Un autre jour, le supé­rieur indigne fait man­der Josaphat, sous un pré­texte pieux, dans une mai­son où l’attendaient secrè­te­ment trois « ortho­doxes » habiles. Ceux-​ci reçoivent le jeune moine Basilien à bras ouverts, lui adressent les dis­cours les plus flat­teurs sur sa science et ses ver­tus, le sup­plient d’avoir pitié de l’Eglise ruthène et de la déta­cher du Saint-​Siège. Des sup­pli­ca­tions ils pas­sèrent aux menaces de sévices cor­po­rels : « Laissez-​moi, dit Josaphat, demain vous aurez ma réponse. »

Rendu à la liber­té, il revient au couvent : « Je sors de l’enfer, dit-​il aux Frères ; j’ai enten­du des dis­cours dia­bo­liques qui me sollici­taient de tra­hir la foi. » Le len­de­main il répon­dit aux « ortho­doxes » : « Je vous ai pro­mis de consul­ter Dieu, je l’ai fait, et Dieu m’a dévoi­lé l’impiété de vos projets. »

Hypace, le métro­po­li­tain de Kiev, infor­mé de ces manœuvres, fît com­pa­raître à son tri­bu­nal l’archimandrite, le convain­quit de trahi­son et le dépo­sa. Il nom­ma pour lui suc­cé­der Joseph Rucki, lequel avait été ordon­né prêtre, et il fit en outre de celui-​ci son vicaire géné­ral.

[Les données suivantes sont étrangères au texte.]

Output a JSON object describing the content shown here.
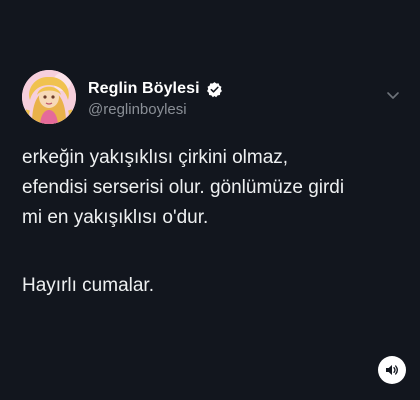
{
  "author": {
    "display_name": "Reglin Böylesi",
    "handle": "@reglinboylesi",
    "verified": true,
    "avatar_icon": "cartoon-girl-avatar"
  },
  "tweet": {
    "lines": [
      "erkeğin yakışıklısı çirkini olmaz,",
      "efendisi serserisi olur. gönlümüze girdi",
      "mi en yakışıklısı o'dur.",
      "Hayırlı cumalar."
    ]
  },
  "icons": {
    "verified": "verified-badge-icon",
    "more": "chevron-down-icon",
    "sound": "speaker-icon"
  },
  "colors": {
    "background": "#12161e",
    "text": "#eef0f1",
    "handle": "#8a8f96"
  }
}
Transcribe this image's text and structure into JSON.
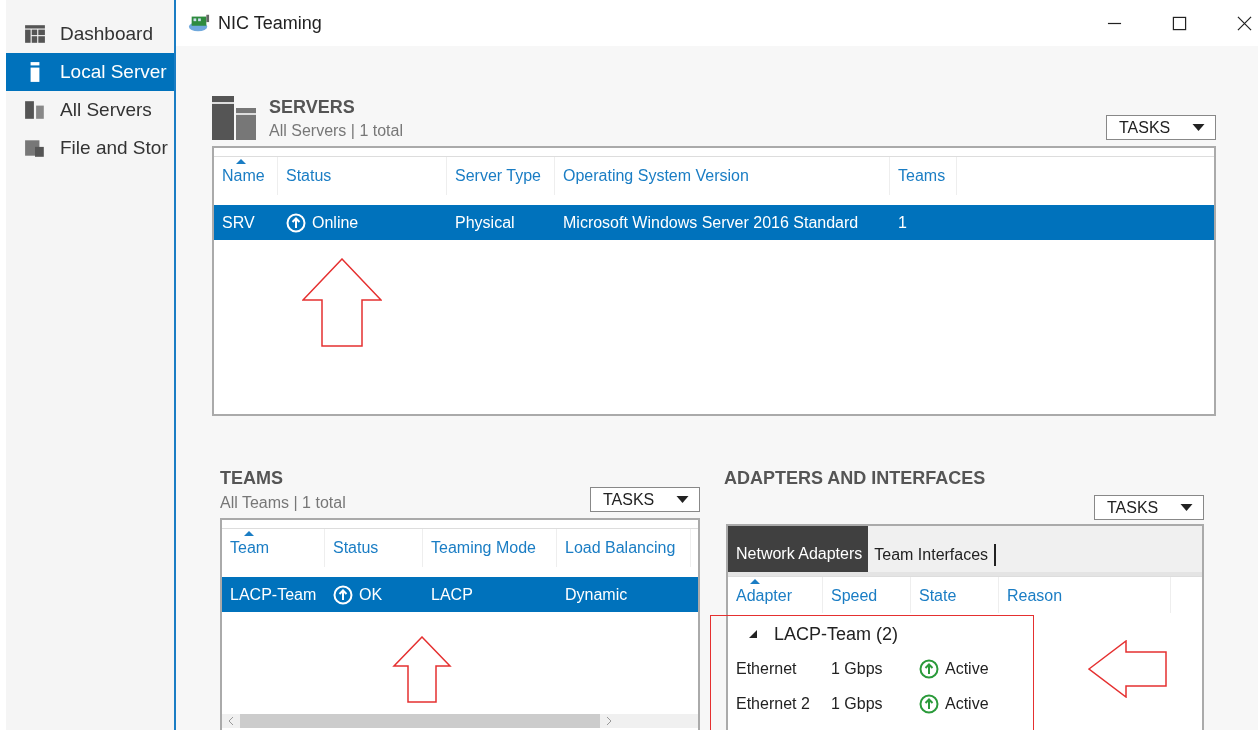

Dès lors, pen­dant cinq années, de 1609 à 1614, gou­ver­né par le nou­veau supé­rieur, le monas­tère, où le Fr. Josaphat exer­çait aus­si une grande influence, connut une pros­pé­ri­té croissante.

La fureur fut grande dans le camp des dis­si­dents ; ils for­mèrent le com­plot d’envahir le couvent et l’église. Mais les auto­ri­tés locales, aver­ties à temps, firent échouer le pro­jet. La rage ne fit qu’aug­menter ; dès que le Fr. Josaphat parais­sait dans la rue, les insultes et la boue pleu­vaient sur lui. Associé au moine Basilien dans cette hos­ti­li­té popu­laire, l’archevêque Hypace faillit être assas­si­né en 1609.

Saint Josaphat est ordonné prêtre.

Cependant, Josaphat n’était encore que diacre ; il s’appliquait avec ardeur à l’étude de la théo­lo­gie sous la direc­tion du P. Fabritsi ; ordon­né prêtre, il devint l’apôtre de la contrée avec un tel suc­cès que ses enne­mis les plus achar­nés, de même que ses bre­bis fidèles, chaque par­ti met­tant dans les mots un sens dif­fé­rent, l’appelaient « le ravis­seur d’âmes ». Parmi ses conquêtes, on cite Ignace, patriarche « ortho­doxe » de Moscou.

Charmés par son zèle et ses ver­tus, les sei­gneurs ruthènes et polo­nais l’attiraient à l’envi dans leurs domaines ; plu­sieurs lui offrirent des monas­tères. Josaphat accep­ta celui de Bythen, puis celui de Notre-​Dame de Zyrowice, dont il fit un noviciat.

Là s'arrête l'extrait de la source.